她现在身子还难受着呢,让她怎么睡?
林别不知所措地挠了下自己的脑袋,心里盘旋着要怎么开口,只是她垂着脑袋不语的样子让冷浸溪觉得她不想看到自己,一想到方才林别决绝转身离开的模样,她心里无端升起一阵不悦。
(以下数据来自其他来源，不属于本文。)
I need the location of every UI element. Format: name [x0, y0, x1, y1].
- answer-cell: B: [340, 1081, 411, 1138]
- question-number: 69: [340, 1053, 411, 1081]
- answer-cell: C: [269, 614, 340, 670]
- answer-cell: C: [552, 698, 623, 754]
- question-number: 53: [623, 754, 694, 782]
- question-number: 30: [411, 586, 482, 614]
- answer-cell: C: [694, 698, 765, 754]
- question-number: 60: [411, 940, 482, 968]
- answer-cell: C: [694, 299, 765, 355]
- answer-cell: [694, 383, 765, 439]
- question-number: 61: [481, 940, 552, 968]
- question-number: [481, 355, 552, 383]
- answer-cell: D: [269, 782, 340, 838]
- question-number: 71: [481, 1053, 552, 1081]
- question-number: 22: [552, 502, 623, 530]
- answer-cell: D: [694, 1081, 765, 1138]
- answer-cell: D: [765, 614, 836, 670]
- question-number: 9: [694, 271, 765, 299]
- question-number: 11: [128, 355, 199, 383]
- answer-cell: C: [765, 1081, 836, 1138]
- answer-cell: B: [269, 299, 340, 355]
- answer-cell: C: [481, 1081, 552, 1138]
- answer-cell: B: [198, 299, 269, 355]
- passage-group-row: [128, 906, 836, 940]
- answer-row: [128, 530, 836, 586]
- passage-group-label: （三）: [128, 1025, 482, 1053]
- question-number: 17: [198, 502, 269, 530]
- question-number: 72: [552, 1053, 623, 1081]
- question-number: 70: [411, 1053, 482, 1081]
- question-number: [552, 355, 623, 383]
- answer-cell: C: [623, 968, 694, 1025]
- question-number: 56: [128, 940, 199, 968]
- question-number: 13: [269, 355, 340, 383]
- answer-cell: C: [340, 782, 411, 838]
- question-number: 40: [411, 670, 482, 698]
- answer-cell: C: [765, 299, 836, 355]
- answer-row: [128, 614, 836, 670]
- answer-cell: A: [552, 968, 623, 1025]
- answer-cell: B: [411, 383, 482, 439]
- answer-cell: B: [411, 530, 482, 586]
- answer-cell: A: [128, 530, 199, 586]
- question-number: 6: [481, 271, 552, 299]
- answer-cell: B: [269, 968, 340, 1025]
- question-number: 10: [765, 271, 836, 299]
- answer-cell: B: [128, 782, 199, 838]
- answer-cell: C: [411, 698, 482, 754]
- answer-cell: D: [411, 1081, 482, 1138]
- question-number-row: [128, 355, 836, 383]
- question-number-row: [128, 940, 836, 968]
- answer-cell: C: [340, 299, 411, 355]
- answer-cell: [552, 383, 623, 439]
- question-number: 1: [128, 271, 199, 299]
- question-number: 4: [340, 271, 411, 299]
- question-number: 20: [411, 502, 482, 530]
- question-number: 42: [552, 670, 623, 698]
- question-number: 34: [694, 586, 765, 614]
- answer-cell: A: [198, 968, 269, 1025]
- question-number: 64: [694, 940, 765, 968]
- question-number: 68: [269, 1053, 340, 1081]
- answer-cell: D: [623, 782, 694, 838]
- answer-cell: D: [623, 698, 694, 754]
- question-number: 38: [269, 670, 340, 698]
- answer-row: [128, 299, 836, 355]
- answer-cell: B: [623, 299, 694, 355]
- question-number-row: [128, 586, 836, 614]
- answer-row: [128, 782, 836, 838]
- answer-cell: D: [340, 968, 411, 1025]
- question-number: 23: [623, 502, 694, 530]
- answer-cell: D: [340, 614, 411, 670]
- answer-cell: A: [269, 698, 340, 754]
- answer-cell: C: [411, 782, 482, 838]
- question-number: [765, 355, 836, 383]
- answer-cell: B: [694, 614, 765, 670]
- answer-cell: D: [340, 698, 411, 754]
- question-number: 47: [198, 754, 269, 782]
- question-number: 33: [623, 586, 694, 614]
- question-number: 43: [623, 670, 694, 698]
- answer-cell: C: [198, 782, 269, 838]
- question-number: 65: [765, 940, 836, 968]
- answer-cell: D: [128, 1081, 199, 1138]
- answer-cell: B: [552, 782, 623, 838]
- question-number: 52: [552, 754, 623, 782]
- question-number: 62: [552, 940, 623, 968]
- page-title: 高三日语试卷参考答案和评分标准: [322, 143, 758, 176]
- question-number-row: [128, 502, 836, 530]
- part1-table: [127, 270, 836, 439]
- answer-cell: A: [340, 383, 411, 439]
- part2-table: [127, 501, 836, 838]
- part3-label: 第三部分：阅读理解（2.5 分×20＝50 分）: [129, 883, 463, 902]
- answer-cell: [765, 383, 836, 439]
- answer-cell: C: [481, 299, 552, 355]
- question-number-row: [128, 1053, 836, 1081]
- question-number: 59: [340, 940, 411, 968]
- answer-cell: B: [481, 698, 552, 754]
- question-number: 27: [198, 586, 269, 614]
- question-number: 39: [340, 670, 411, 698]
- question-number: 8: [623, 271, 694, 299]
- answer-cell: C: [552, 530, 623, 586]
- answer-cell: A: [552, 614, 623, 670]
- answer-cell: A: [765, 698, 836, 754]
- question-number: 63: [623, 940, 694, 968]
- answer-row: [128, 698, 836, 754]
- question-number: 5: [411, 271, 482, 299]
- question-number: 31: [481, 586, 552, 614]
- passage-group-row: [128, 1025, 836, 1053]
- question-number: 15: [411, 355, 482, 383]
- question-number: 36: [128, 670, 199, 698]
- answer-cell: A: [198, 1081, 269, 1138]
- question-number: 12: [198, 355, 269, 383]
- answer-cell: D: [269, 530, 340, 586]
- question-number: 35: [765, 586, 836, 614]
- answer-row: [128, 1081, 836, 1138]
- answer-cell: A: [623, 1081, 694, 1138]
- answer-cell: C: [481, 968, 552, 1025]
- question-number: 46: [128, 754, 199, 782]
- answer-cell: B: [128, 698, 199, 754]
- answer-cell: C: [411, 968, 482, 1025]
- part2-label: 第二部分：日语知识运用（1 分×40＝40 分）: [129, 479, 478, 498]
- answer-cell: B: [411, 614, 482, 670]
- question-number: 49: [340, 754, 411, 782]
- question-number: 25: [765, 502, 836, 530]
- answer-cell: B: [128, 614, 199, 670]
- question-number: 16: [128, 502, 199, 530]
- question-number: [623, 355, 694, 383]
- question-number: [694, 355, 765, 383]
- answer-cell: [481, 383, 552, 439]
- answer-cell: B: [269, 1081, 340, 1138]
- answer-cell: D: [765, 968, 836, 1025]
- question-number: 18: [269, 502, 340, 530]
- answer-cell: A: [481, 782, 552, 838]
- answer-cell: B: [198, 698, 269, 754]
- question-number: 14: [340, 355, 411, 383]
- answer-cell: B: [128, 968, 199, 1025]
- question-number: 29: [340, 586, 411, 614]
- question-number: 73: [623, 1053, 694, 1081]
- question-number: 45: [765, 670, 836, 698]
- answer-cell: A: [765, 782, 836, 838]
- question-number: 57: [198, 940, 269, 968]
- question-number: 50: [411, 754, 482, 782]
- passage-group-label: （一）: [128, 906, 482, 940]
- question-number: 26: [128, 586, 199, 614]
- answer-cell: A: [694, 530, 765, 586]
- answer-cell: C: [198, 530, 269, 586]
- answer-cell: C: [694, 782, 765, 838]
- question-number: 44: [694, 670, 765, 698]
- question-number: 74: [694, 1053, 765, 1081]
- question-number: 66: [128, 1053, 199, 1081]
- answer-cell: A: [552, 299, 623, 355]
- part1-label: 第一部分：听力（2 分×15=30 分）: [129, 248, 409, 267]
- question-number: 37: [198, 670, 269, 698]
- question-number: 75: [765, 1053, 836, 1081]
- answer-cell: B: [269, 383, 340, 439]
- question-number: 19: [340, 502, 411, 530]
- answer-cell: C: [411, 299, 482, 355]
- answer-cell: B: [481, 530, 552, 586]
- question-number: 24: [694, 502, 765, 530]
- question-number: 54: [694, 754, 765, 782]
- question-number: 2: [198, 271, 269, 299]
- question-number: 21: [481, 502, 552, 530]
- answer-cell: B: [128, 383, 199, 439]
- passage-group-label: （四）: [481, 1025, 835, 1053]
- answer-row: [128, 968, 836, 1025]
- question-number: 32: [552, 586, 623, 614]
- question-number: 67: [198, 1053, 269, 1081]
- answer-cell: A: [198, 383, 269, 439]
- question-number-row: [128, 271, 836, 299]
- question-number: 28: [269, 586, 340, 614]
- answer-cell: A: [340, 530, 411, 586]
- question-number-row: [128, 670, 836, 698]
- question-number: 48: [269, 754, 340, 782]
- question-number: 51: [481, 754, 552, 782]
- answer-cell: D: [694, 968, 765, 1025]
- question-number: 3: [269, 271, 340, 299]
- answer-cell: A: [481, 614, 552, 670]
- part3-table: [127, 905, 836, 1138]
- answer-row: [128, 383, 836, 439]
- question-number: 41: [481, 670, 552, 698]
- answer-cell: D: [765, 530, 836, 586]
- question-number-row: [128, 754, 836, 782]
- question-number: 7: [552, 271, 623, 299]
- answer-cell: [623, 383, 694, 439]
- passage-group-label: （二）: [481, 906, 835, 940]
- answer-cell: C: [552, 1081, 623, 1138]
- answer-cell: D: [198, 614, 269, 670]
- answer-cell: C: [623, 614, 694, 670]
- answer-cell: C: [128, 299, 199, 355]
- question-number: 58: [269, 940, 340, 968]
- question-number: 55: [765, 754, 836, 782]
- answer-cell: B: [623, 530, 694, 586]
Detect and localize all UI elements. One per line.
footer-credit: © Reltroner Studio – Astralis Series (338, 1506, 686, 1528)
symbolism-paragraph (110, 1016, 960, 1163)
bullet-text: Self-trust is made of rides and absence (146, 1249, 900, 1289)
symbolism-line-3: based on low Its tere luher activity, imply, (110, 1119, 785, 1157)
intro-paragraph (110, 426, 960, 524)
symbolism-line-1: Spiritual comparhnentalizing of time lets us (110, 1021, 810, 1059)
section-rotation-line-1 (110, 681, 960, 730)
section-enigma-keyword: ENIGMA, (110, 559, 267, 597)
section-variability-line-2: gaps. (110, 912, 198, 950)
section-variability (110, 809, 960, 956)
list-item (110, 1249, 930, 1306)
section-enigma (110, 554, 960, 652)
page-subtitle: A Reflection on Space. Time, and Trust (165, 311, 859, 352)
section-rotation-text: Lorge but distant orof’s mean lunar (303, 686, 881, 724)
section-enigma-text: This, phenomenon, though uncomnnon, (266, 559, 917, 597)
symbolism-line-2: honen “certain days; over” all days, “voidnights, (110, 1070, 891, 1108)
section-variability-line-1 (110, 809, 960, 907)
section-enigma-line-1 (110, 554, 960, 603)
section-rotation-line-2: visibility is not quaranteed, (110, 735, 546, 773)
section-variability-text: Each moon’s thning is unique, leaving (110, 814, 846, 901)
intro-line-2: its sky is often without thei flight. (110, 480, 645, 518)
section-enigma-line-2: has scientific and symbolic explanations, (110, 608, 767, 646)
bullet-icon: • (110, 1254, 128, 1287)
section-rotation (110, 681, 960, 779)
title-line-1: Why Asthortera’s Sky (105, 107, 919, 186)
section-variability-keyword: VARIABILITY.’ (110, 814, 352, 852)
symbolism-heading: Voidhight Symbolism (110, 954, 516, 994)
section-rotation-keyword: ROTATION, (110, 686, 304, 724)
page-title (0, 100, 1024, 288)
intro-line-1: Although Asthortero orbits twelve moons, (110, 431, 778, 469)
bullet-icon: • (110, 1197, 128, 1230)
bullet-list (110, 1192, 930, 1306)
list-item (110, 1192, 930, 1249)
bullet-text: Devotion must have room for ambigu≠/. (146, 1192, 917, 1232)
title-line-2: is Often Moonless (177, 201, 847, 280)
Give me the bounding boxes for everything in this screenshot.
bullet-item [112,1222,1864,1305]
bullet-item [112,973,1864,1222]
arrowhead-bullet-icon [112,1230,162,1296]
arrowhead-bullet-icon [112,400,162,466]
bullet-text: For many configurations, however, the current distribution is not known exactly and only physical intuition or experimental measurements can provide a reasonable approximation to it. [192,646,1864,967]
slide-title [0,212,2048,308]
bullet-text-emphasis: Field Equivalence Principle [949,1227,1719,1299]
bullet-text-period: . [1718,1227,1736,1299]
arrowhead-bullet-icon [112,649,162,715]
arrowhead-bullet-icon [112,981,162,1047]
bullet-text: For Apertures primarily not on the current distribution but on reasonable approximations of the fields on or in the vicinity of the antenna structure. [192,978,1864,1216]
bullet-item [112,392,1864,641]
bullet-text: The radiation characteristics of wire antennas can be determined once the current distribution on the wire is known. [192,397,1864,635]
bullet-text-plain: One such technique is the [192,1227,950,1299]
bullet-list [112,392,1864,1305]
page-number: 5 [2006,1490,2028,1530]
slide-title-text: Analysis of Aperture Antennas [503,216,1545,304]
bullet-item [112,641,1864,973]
不知为何,冥冥之中冷浸溪总是觉得林别不会拒绝她说出的任何事情,无论她想做什么林别都不应该提出歧义,因此现在的她格外愤怒,眼尾都烧得有些红,连带着开口的话都带上了几分命令。
“你帮我贴上抑制贴。”
林别:“啊?”她惊惶地抬起头,对上冷浸溪一双不容置疑冰冷的眼眸,心里一颤。
冷浸溪的眼神怎么这么可怕,她突然感觉自己如果不从就会提前触发剜腺体剧情。
迫于冷浸溪眼神的威压,也有对她的愧意,林别低着脑袋去床头柜里翻抑制贴,房间内太过漆黑,她看不清抽屉里面,正准备打开床头的那盏小灯,手还没有碰到开关就被一道严厉的声音止住。
“不许开灯。”
林别又委委屈屈的把手收了回去,心里哭萋萋,肯定是冷浸溪觉得她之前的行为太逾矩浪荡,所以才对她的态度变得这么糟糕。
林别悔恨地在心里骂自己,面上还得把那些悲伤惶恐压下去,在抽屉里摸索到抑制贴,很熟练的撕开拿出。
“你把头发撩开,我帮你贴上。”林别克制着自己话尾里的颤音,尽量让自己表现得格外清醒严肃。